Thanks I'll look it up. One problem with polytheism is that you're left following several deities, each going its own route, so you're constantly changing ways between them, never knowing which path you must follow. That's just an example there are other problems. Considering that there's simply a creator of the universe, gives you the ability to inspire yourself from his creation, and thus follow him. For example he created the world with justice, compassion, subtlety, diversity, depth, beauty, immensity, and countless other qualities, so you'll try to embody these qualities in your life. God feeds people, so you're going to feed them too etc etc...That's the true meaning of Salat by the way, which originally designates a horse following the footsteps of another horse.

>The legal system of Allah is simply justice, and everyone knows deep down what is just.
Nice try, Maturidi

>And you think us non-muslims will do it?
I can't predict the future...and I'm not sure I'd like to. I don't believe it is written in stone, but the people need to take a strong stance against all manner of evil, not just in words, but in deeds. I'm not saying saudi arabia should be nuked, but if some benevolent army would somehow invade it to overthrow the barbarians leading it, it would be cool, perhaps some roots of the big tree of evil could be cut. I also think citizens across nations should be armed, so they could better defend themselves against terrorist attacks...And also religious debates between sunnis, quranists, atheists, whatever should be done more frequently perhaps to familiarize people with these things and how they work, with actual sources etc...

I didn't even know what maturidi was until now and thanks to you I've discovered something good.
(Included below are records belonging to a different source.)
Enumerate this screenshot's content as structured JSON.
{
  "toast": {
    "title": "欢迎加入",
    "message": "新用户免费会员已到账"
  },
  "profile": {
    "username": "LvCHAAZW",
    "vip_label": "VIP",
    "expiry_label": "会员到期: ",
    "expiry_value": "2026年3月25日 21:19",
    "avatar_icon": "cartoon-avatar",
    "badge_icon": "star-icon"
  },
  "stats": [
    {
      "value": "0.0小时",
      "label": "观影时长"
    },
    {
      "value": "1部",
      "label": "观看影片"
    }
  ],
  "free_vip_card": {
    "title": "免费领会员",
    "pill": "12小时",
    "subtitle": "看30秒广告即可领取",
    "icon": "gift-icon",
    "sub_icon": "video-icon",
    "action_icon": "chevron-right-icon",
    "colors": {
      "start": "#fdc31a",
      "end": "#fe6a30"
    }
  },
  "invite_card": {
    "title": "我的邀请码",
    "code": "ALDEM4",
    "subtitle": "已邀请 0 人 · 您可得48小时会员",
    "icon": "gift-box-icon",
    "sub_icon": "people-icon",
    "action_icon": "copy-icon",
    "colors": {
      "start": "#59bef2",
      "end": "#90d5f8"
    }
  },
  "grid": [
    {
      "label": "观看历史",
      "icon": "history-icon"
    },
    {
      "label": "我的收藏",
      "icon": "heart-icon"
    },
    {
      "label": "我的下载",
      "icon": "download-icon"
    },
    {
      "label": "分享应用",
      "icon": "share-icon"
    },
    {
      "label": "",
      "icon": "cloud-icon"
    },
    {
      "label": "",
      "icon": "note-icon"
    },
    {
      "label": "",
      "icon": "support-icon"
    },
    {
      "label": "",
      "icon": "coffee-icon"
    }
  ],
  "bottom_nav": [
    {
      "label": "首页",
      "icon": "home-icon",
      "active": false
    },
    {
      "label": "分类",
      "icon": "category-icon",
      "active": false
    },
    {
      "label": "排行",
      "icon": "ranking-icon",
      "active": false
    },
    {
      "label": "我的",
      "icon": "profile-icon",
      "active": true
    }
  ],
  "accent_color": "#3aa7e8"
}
The Deobandi are based but I'm not real positive about Ghamidi

Trad is cringe

>Man clinging, or initiating himself, to some Tradition: be it Vedantic, Islamic or Abrahamic, in the face of Modernity is like bringing a rusty sword or a wooden club to a fight against firearms.
Evola thought the avenues one can be authentically initiated in these traditions were disappearing at an exponential rate to the point where they are practically nonexistent, so what's the point. For a person who hears the call to Tradition and perceives the corrupting influences of the modern world assaulting him from every conceivable angle, while being cut off from every possibility of being initiated into an authentic Tradition with the other possibilities are either escapism into a psedo-spiritual or worse, a counter-tradition. What do? Ride the Tiger!

>For a person who hears the call to Tradition and perceives the corrupting influences of the modern world assaulting him from every conceivable angle, while being cut off from every possibility of being initiated into an authentic
Not him, but all this stuff is pointless bullshitting about hypotheticals though. There are literally tens of thousands of pages of the highest level metaphysics from Vedanta, Tantra and Sufism all translated in English. If you are just not a brainlet you can like an auto-didact read through all their shit (which they wrote so people like you could understand their teachings) and still reach an incredibly high level of understanding and spiritual attainment. Despite never being initiated as a Hindu, studying Vedanta fundamentally changed Guenon and forever shaped all the rest of his thought. And that's not even going if you learned the language and could read all the primary shit plus the more obscure stuff that's not translated.

Attached: عبد الواحد يحيى.jpg (149x206, 17K)

Trad is cringe

There's still the problem of initiation though. Without it, all of the autodidacted knowledge you have accumulated amounts to nothing.

I thought Guenon was honorarily initiated as a Hindu, wasn't he?